Often there is a little girl who feels left out, and rightly so. First off, she got "stuck" with the brown eyes while all three sisters have baby blues. I know where she's coming from. I, too, had the boring brown while my sister's eyes are a stunning sky blue. But I look into those dark brown eyes and all I see is beauty,

a deep beauty that goes beyond her outward appearance.  Her compassionate heart and love for Jesus shines for all to see. I don't purposely neglect this tenderhearted child of mine. She does well at staying out of trouble and entertaining herself. She doesn't require constant attention and rarely does she seem to need me. She feels left out from jokes and secrets from her older sisters who think she is too young to understand. And she feels unwanted from her baby sister who is too busy to be bothered by one more bossy caretaker. Em is trying to find where she belongs in this family and where she fits in life. I pray that God helps me be the  mom that she needs and that she sees her value and worth through His eyes. I love my little M&M. She is a blessing beyond measure. You're an angel waiting for wings, Emmaly.

Friday, February 3, 2012

My Toddler is Perfect, How About Yours?

Who says raising toddlers is a difficult job? Not me. I have a dream child.
She treats her brothers and sisters with the utmost respect and kindness.

She is obedient when I tell her not to touch things that are special to others, like Mommy's camera.
photo courtesy of Toddler Photographer
She is a modest child whom you will never see streaking across the room....especially not more than once a day. Her clothes are always put away where they belong because she loves order.
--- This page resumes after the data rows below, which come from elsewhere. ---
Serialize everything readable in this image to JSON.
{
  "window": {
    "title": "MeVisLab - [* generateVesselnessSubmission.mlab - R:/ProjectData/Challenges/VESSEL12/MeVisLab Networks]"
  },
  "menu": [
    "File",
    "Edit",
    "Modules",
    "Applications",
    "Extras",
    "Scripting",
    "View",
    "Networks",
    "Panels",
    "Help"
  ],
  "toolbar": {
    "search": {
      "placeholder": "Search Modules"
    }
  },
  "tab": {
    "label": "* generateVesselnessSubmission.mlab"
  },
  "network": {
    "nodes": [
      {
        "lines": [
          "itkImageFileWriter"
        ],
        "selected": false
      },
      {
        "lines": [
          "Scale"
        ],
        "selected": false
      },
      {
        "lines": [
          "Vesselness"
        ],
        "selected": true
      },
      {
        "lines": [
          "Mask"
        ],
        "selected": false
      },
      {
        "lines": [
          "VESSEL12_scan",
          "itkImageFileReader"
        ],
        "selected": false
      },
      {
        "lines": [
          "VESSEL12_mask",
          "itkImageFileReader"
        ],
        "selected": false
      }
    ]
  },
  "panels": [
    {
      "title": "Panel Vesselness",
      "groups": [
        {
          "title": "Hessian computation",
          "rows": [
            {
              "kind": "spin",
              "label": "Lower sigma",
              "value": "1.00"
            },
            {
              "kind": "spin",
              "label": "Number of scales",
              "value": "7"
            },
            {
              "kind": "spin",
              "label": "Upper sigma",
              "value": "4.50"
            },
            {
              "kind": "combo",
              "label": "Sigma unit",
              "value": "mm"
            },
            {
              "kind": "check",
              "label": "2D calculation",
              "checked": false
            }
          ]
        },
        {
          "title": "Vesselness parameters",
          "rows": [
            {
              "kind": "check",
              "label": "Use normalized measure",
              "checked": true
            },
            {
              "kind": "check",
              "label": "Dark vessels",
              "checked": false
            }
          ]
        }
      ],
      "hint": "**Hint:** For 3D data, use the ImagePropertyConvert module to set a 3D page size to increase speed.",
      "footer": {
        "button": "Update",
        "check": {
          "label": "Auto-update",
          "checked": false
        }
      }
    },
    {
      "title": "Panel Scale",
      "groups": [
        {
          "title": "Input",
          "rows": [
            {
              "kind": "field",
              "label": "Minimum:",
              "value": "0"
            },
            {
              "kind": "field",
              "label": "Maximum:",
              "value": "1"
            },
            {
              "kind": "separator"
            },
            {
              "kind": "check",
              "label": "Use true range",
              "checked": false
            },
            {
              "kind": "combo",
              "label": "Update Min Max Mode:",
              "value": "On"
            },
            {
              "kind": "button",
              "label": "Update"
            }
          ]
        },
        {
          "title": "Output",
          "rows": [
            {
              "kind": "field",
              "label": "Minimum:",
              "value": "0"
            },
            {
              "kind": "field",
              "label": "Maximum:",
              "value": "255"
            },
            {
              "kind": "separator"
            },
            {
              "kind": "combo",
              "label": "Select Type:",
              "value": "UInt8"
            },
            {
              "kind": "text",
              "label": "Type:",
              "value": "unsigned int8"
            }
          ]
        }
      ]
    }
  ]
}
She rearranges her drawers, unfolding all her shirts and pants, because she is trying to learn to put together her own outfits. She is perfectly well behaved, never making messes.

There are no toddler temper tantrums in this house. The few times she needs redirection she is compliant and understanding. "Let's be friends." is her favorite thing to say, not "Leave me alone" and "Go away!"
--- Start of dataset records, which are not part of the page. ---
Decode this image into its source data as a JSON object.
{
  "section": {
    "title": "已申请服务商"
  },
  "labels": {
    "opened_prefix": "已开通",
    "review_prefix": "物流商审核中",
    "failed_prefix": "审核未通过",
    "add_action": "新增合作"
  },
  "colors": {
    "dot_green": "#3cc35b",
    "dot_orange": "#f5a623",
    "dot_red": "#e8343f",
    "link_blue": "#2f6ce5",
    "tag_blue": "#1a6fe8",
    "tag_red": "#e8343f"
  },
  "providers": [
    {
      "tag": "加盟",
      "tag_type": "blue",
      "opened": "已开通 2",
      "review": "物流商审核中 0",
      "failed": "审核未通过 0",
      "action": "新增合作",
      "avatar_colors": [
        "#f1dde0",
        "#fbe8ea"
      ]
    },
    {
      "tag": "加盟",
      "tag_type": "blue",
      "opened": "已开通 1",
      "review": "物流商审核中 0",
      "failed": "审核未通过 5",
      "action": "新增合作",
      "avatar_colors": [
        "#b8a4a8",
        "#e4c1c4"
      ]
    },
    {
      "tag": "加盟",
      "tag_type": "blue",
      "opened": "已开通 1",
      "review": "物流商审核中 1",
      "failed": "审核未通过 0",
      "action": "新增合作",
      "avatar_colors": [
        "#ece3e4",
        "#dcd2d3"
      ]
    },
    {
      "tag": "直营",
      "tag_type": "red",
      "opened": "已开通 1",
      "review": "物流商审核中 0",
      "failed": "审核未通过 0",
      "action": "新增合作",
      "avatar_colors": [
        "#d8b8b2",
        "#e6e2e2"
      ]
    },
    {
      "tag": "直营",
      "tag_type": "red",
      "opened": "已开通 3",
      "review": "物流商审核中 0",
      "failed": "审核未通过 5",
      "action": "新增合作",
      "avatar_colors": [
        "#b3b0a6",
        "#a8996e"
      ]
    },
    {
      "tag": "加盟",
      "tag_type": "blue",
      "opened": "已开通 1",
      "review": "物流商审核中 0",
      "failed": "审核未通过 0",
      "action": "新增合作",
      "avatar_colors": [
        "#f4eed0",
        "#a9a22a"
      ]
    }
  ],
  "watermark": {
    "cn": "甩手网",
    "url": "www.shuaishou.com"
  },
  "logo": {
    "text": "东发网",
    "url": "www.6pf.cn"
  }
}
The nursery workers at church rejoice when they see her walk in the door. They get to relax and enjoy their Sunday morning and not be vigilant about the babies not getting pinched. Or bit. 

I'm thankful for restful nights. I have plenty of room in my bed since she sleeps well in her OWN bed every night. She is a peach to get to sleep too. Just give her a smooch, lay her down and turn off the light. No crying and screaming until puke happens. When she has a runny nose, like today, she brings me tissues and patiently lets me wipe her nose. No pushing me away or wiping snot all over my shoulder.

What an independent girl she is. If bored she will make up her own games, like Pick Up Sticks. With pretzels.

 She is very good at feeding herself. Very rarely does she need a napkin.

I love her self expression! Her creative capabilities amaze even the finest artists.

She allows me to accomplish my daily chores without any interruptions. I consider myself lucky on the days she declares naps unnecessary. Those are the days I sit around with my feet up and let her entertain me with her quiet play. Unfortunately, she decided to take a nap today. How bored I am.

All these wonderfully fun pictures were taken this week. See how much fun I have? I suppose I could share the joy. If any of you would like to spend time (or a weekend) with my perfect toddler, give me a call!